Arch and Delores looked at each other, each searching for some response they could offer. “But we’re her parents,” Arch said at last.
“I know it’s hard,” said the nurse, who had found in her sixteen years as a nurse that there was no reply more effective. “And we’re going to take good care of her.”
The bell of the elevator down the hall rang through. It was the only pleasant sound produced in the entire building.
The three of them stood there, not moving, until the nurse stepped out; she’d be back in a few minutes to lead them out.
Arch reached across the bed and put his hand on Delores’s shoulder, patting, squeezing some more. Delores nodded, as if he had said something neither of them had thought of, something wise and reassuring.
In the hallway, one of the nurses said to another, “I still have to get trained in that,” which reminded Delores of Ethel and the train for the first time in hours. That morning, Delores had asked, “How in the world is she supposed to get through this?” Angela had replied, “She’s a Kennedy,” and in that she was communicating some truth that only women could understand.

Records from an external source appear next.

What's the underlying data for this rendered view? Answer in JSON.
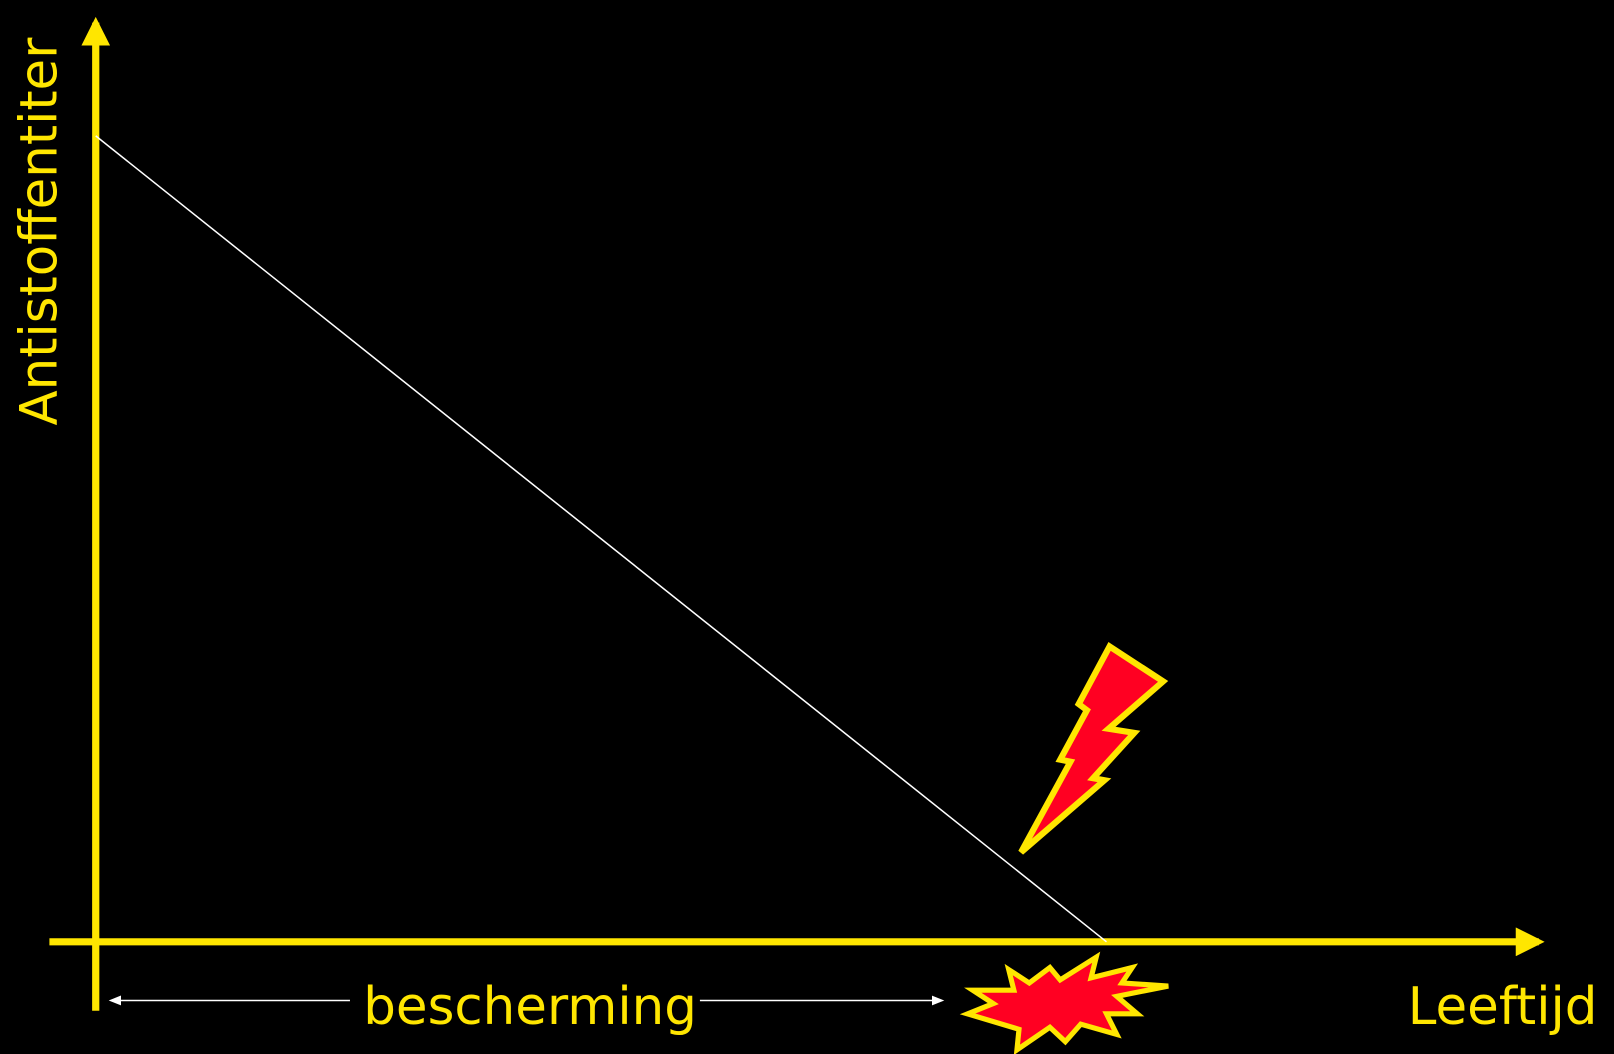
{
  "y_axis_label": "Antistoffentiter",
  "x_axis_label": "Leeftijd",
  "span_label": "bescherming"
}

Despite everything Arch had said and done from the minute he had arrived, she had never felt so alone. The thought of stepping into the house with Arch and the boys, without Rebecca, made her feel nauseated, and she leaned back into the chair. That was when she caught sight of the wheels on the bed. She couldn’t block out the image of Rebecca being pushed quickly from hallway to hallway, a sheet pulled over her face, and the multitudes of nurses and visitors stepping out of the way, their backs pushed against the white walls, their eyes cast downward at the speckled tile floor as a tribute to the dead in the only way they could offer.
“You okay?” Arch asked, but Delores couldn’t answer. She knew without looking that the nurse was standing in the doorway, but not yet ready to speak. She was waiting. They were all waiting.